A Return to the Moral Center
These are not radical notions. They are the common sense ideas that form the core of who we are as a nation. We can rally Americans, once again, to stand up for these values. We can make America, once again, a land where it is safe for everyday people to dream.
We will prevail because — in truth — we are not in a right-wing period of American history, nor are we in a left-wing period. We are simply in a volatile period.
And during times like these, we can take comfort in knowing that a great nation will ultimately pull its answers — not from its ideological extremes — but from its deep, moral center.
By standing up for dignity, equal opportunity and fair play, the Wisconsin workers have found their way to America’s great moral center.

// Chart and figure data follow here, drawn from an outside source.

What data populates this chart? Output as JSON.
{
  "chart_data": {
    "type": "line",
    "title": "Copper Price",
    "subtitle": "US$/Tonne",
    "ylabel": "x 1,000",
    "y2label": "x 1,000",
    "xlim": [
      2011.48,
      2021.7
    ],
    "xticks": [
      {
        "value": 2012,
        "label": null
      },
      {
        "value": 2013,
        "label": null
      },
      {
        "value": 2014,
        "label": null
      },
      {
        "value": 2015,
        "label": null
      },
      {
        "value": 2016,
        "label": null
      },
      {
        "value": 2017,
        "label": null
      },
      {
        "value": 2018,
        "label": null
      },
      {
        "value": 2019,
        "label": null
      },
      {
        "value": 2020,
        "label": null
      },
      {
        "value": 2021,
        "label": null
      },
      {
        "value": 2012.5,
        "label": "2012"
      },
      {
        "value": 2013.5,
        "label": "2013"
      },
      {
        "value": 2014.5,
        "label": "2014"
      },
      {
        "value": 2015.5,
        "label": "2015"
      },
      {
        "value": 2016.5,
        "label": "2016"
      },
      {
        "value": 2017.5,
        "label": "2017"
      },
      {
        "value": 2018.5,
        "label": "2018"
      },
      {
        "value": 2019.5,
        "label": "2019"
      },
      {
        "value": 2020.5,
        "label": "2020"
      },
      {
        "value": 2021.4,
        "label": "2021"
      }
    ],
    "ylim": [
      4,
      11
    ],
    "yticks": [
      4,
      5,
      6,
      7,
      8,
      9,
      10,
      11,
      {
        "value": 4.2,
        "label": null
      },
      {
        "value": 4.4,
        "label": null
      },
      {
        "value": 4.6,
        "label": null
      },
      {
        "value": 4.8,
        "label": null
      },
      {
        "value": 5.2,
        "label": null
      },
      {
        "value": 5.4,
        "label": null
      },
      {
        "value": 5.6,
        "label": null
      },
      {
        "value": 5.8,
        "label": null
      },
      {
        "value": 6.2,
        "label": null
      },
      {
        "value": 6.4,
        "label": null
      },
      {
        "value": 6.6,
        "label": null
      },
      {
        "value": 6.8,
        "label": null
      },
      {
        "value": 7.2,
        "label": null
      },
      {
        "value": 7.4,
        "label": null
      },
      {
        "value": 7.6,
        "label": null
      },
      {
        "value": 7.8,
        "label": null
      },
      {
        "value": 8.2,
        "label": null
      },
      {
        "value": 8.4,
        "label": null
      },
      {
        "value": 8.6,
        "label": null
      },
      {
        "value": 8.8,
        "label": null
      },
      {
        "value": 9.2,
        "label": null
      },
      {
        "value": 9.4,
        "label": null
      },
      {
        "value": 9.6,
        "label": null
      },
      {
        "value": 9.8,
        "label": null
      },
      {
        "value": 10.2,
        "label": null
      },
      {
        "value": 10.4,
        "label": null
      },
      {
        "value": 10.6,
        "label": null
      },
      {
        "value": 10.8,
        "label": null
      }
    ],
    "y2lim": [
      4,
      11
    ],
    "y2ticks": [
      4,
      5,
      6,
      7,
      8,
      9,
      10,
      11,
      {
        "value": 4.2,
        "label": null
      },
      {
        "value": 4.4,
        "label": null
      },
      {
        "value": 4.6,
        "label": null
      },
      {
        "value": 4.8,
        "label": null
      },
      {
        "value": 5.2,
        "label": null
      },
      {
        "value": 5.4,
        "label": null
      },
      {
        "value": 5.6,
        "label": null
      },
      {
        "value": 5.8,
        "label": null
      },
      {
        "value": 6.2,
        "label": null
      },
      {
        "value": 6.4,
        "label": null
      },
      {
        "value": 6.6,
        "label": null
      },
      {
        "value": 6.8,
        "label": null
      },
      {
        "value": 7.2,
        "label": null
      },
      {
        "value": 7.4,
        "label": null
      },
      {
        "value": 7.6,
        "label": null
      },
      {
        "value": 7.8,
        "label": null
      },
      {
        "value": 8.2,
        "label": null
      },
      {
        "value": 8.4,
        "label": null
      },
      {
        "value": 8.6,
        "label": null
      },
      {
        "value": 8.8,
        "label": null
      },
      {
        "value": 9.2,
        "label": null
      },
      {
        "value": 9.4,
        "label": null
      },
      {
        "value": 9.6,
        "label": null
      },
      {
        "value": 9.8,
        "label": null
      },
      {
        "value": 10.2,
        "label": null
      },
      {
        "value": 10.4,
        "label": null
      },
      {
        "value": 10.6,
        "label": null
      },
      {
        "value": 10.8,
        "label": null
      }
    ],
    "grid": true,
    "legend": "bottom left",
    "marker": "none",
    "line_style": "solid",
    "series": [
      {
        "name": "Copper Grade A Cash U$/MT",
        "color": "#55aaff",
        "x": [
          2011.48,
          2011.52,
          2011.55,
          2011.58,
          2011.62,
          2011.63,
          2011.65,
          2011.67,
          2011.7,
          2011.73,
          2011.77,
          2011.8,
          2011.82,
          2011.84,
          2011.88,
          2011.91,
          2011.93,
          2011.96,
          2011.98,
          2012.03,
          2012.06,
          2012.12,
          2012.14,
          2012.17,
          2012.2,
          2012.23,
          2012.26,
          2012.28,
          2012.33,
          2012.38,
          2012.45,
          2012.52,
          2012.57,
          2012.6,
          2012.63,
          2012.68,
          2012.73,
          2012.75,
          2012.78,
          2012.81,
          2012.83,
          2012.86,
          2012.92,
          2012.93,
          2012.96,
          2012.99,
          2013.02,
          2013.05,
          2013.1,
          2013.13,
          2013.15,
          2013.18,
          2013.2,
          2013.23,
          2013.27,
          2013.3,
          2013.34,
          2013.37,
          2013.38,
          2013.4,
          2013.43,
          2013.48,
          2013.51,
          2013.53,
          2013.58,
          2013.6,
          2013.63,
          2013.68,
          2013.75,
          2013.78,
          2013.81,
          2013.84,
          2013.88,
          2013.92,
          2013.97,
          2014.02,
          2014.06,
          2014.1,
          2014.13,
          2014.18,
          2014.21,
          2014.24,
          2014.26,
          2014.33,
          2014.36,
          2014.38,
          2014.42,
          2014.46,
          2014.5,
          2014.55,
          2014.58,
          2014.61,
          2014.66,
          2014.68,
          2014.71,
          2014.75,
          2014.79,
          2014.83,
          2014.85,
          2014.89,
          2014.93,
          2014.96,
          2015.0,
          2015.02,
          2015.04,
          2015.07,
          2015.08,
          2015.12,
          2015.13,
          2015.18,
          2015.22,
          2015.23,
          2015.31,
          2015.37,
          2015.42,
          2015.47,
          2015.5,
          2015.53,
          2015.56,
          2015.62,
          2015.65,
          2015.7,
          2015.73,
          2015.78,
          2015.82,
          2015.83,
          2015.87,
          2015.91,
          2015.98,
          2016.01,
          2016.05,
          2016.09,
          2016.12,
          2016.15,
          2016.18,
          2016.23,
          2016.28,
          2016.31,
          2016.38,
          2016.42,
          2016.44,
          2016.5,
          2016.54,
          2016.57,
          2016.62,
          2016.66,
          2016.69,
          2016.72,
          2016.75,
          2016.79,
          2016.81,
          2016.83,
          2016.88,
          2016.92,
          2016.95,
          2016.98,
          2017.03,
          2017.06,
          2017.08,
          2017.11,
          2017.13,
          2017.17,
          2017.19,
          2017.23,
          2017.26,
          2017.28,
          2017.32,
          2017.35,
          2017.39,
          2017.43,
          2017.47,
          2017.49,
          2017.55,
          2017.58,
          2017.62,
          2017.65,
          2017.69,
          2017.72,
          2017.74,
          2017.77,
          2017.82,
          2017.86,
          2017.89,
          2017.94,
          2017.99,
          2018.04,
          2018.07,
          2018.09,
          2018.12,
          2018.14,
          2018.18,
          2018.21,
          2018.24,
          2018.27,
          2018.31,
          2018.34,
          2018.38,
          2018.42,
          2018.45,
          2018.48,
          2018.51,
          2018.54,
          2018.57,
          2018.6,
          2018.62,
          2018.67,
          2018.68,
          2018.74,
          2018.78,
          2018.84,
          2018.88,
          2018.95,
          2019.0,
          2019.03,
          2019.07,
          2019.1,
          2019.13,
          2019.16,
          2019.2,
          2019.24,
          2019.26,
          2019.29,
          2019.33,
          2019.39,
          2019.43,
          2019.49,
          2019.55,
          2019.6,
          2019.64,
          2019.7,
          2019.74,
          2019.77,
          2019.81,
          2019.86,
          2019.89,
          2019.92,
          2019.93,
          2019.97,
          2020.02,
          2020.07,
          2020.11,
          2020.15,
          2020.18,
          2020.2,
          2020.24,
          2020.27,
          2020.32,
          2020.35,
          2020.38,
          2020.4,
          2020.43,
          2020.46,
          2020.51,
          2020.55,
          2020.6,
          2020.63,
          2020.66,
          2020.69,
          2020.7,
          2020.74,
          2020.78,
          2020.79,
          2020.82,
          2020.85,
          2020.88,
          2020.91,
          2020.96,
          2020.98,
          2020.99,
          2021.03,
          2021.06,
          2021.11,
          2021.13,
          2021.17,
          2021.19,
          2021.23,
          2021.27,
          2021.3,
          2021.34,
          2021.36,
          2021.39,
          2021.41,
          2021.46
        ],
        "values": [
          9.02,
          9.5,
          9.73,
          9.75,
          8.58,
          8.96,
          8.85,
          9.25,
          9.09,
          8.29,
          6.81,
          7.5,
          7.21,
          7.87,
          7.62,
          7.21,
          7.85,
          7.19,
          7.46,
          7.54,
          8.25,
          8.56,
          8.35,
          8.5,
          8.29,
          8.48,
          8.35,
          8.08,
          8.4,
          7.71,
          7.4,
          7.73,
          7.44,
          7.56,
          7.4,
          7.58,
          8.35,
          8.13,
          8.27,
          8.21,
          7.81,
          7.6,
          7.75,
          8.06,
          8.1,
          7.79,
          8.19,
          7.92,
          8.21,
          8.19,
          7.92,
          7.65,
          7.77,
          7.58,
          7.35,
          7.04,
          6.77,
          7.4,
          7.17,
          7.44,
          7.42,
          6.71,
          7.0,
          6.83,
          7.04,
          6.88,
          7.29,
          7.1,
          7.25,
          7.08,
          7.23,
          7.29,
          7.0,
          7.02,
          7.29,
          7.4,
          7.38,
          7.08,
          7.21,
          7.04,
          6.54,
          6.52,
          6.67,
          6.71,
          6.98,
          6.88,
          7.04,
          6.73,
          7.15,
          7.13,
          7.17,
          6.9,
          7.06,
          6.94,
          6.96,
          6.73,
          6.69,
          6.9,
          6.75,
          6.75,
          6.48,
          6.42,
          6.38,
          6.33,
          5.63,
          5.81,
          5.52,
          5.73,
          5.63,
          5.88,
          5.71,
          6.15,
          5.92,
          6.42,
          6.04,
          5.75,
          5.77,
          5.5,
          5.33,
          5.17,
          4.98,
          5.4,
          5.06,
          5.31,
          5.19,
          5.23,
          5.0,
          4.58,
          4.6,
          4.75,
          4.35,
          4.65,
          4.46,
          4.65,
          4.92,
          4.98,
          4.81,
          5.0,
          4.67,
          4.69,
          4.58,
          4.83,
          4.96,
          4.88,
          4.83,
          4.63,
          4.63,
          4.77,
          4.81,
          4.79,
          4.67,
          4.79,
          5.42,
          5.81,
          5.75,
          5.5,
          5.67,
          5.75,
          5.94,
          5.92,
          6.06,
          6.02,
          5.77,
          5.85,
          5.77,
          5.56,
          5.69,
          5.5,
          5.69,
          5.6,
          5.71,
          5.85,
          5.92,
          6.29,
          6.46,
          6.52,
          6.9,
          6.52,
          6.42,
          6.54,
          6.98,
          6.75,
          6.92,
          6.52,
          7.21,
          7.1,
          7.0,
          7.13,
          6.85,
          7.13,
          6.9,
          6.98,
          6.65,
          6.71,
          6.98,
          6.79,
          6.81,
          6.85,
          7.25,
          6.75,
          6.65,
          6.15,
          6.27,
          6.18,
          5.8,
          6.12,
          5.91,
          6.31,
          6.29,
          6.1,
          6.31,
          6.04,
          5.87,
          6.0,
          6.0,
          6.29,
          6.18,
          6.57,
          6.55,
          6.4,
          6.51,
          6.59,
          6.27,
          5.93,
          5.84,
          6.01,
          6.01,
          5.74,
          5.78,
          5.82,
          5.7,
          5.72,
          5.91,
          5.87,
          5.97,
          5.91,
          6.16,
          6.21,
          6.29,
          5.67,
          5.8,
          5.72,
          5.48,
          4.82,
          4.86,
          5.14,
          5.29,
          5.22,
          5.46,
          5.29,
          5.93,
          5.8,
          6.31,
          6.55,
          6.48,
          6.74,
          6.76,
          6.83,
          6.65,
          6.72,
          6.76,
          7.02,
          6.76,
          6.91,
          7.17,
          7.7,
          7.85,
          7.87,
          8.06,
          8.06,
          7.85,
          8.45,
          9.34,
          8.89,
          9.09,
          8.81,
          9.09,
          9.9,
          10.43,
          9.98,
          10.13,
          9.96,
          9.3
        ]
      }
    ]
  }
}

They have shown us all, at last, the way back home. By standing with them, we reclaim what is best in our country.
April 15, 2009, marked the beginning of the national movement to remember the Tea Party and pull America to the ideological right.
Let Saturday, February 26, 2011, mark the beginning of the national movement to renew the American Dream and return us to the moral center — where everybody counts, and everybody matters.
Or, as he so eloquently put it at Power Shift ’09 (by the way, you wanna get amped? Power Shift ’11 is coming up), it’s deeper than a solar panel:
I’ve disagreed with Van Jones frequently over the last couple years. But here there is no distance between us. This is the ‘drop what you’re doing if you can and join the fight, ANY way that you can’ moment. This is the moment in which we have the almost unbelievable opportunity to revive and reunite the movement that has lain, not dormant, but frustrated and at times despondent, over the last couple years. The movement that inspired and redeemed me, in moments of great darkness and despair, and that led me to exactly where I am, sitting in my dining room in Cleveland, Ohio, taking a brief break from the most fulfilling work I could hope to engage in, day and night (and other nights). There are literally thousands of ways of tapping into and supporting that movement. It encompasses so many communities of kindness and justice, so many communities that are, frankly, under attack (I’ll talk in my next post about some of the opportunities for engagement, and the essential communities that need support). Anything we can do to help that movement survive, grow, and continue to struggle on for human dignity and kindness, and faith in the future, we owe it to ourselves to do.